Une jeune princesse qui veut devenir une grande guerrière et un petit poney rondelet qui louche : deux héros qui sortent de l’ordinaire, dans ce monde de valeureux guerriers vikings musclés. Contre toutes attentes, le duo imprévisible réussira à se faire une place et même à enseigner quelques rudiments de gentillesse aux plus redoutables. Sur un ton léger et humoristique, Kate Beaton met en scène une histoire qui déroge des stéréotypes et qui saura plaire à toute la famille (surtout aux princesses-guerrières qui se cachent derrière chacune de nos filles).

 

Chroniques d’une fille indigne (t. 2)
Caroline Allard et Francis Desharnais (Septentrion)

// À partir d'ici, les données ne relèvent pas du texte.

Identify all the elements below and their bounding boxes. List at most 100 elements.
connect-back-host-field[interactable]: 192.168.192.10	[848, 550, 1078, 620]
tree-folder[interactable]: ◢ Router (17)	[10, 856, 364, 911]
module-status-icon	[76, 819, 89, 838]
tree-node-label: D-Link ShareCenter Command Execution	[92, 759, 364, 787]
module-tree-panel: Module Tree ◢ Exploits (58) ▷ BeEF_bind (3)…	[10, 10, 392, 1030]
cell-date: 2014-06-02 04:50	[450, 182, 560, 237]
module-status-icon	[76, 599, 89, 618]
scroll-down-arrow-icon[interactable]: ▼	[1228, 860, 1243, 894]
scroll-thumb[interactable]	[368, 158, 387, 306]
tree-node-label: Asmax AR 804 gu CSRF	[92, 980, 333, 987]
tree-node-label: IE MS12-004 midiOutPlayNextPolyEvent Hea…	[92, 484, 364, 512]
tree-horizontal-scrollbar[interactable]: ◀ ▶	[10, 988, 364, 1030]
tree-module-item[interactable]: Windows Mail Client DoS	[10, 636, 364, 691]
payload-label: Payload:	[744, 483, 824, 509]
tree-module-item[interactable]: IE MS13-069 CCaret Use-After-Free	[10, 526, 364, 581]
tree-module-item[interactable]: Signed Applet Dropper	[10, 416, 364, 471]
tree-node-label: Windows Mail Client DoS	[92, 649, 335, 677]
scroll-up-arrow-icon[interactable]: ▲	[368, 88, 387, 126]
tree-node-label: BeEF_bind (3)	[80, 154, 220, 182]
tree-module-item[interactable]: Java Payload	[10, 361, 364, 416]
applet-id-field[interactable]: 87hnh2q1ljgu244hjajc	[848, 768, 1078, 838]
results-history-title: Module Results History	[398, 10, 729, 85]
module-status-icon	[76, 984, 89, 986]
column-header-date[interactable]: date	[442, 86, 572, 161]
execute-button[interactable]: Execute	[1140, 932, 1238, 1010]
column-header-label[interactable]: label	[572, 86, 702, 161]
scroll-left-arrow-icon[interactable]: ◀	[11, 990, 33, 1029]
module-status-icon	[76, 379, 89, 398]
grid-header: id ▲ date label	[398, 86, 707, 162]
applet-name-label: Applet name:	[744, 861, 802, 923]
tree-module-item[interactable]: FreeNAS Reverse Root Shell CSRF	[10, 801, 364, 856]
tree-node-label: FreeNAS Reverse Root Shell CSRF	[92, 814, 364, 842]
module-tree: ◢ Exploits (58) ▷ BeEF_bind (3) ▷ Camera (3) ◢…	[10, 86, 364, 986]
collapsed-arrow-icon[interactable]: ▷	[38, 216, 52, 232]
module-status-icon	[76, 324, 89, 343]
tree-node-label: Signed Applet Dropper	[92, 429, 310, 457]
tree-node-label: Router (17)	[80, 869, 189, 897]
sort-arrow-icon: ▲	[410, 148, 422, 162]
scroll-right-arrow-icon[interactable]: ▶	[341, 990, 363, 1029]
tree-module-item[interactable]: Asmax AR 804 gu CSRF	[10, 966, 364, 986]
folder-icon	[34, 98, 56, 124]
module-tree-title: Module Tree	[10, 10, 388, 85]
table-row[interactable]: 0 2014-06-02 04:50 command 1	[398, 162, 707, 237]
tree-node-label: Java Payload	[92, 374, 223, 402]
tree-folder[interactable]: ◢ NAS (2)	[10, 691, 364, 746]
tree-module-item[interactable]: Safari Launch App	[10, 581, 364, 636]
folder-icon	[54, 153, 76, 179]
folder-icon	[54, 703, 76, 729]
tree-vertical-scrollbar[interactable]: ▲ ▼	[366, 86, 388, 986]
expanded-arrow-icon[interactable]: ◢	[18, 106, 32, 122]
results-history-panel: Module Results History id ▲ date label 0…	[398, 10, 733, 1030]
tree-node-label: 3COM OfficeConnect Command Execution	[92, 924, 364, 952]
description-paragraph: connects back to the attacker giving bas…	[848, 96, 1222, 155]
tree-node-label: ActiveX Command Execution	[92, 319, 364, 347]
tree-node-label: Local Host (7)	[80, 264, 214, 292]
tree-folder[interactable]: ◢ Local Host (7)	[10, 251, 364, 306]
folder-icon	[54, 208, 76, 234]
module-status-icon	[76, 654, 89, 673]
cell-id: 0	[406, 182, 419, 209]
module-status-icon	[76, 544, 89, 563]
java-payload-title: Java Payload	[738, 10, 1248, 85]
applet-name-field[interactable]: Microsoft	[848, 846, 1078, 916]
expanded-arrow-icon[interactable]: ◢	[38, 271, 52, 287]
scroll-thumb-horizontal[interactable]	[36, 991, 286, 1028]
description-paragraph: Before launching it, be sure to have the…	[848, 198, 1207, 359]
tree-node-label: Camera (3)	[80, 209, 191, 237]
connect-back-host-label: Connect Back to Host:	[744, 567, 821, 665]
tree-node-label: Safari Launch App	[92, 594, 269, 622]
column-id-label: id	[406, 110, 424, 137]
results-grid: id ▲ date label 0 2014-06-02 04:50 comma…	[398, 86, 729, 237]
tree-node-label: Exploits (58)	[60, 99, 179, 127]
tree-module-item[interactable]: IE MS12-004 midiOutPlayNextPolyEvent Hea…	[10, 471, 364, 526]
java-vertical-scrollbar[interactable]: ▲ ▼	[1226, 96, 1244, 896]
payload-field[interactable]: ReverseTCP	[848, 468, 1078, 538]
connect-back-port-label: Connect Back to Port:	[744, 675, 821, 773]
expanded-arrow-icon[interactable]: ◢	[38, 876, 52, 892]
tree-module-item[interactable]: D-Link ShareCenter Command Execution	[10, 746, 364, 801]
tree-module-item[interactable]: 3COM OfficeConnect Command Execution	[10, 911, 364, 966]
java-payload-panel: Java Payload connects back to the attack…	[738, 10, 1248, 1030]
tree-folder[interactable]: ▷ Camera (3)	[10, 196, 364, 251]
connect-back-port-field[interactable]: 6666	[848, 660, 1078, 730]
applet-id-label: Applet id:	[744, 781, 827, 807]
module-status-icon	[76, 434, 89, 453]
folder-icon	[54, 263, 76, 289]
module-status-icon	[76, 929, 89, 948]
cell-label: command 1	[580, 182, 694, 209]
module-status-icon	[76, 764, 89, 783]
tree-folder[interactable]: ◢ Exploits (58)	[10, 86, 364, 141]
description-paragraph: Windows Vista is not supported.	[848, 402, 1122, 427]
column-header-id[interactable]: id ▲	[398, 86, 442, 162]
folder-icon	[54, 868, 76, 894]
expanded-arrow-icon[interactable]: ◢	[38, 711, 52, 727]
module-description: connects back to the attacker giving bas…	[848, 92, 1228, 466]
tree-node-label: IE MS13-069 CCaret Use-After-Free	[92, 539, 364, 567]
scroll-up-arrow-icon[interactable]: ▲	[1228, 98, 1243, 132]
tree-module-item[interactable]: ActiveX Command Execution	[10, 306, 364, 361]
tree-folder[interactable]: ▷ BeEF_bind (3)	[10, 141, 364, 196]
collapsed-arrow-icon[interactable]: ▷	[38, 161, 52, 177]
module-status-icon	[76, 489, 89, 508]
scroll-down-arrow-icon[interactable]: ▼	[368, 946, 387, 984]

J’étais tombée amoureuse du premier tome et c’est avec bonheur que j’ai retrouvé l’univers de Caroline Allard, illustré par Francis Desharnais. Du bonbon qui se lit trop rapidement, que l’on prend plaisir à traîner avec soi et à partager. Impossible de ne pas tomber sous le charme de la petite Lalie, toujours aussi surprenante avec ses collections de mouches mortes et tous les autres produits de son imagination. Une pause pour retomber en enfance et rire sans retenue.

 

Paul à Québec
Michel Rabagliati (La Pastèque)

Paul à Québec est devenu un incontournable. J’ai profité de la réédition du livre et de la sortie du film en salles pour en reparler sans cesse. Du Rabagliati à son meilleur : la subtilité et la simplicité des traits accompagnent parfaitement la trame de l’histoire, dans laquelle tout le monde se retrouve. À découvrir, ou à relire pour la centième fois! Sortez vos mouchoirs.

 

Les hommes sont des chevreuils qui ne s’appartiennent pas
Mireille Gagné (L’hexagone)

Un recueil de poésie qui met en scène femme, homme, proie et prédateur à la fois. Les hommes sont des chevreuils qui ne s’appartiennent pas se lit le souffle retenu, fait réfléchir sur notre présence et fait comprendre la vie d’une nouvelle façon. J’ai eu la chance de travailler avec Mireille Gagné il y a au près de deux ans. Elle m’émerveille par son dynamisme, et son recueil de poésie m’a permis de la redécouvrir. Sa force se retrouve dans chacun des mots qu’elle utilise et choisit avec précision. Un livre à garder près de soi et à feuilleter à tout moment.